Lawmakers could boost their own credibility by approving a change that would take authority over the ethics chiefs salary out of their own hands.
As it is today, the state Ethics Commission under executive director Dan Mollway is one of the chief policing agencies for legislative behavior. But Mollways salary is set by those same lawmakers, creating an obvious appearance of conflict.
There is no suggestion that Mollway or the commission has held back because it does not want to irritate paycheck-wielding lawmakers.

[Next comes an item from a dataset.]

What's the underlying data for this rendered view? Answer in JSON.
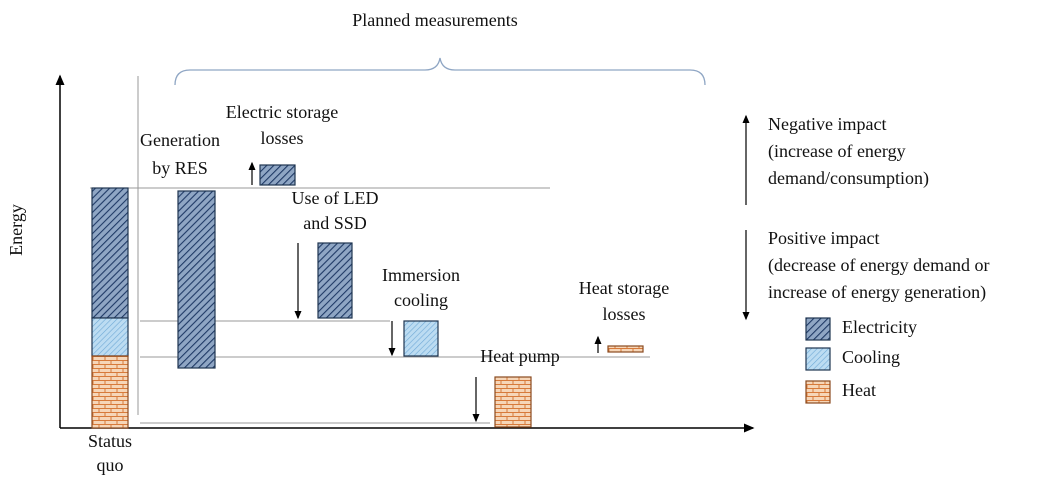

Nor has it been shown that Mollways pay has been targeted because some lawmakers have been cited for ethical infractions.
But both possibilities exist under the current system.
The Ethics Commission is an exception from the general rule that salary for the full-time staff of boards and commissions is set by the commission itself.
That is what the current Ethics Commission wants in Mollways case.
By making the change, lawmakers would signal that they neither want, nor expect, to have administrative authority over this important regulatory body. It would help create a clean, hands-off relationship between the Legislature and the Ethics Commission.
Lawmakers would always retain some general authority, because they must set and approve the commissions overall budget.
If legislators feel they do not want the Ethics Commission to set the salary for its executive director, then an alternative would be to tie that salary to the pay for Cabinet directors or their deputies.
This is already the case for offices such as the state auditor, the ombudsman and others.
This is not so much about how much the ethics director should be paid, but rather about where the salary controls should rest. The choice should be obvious.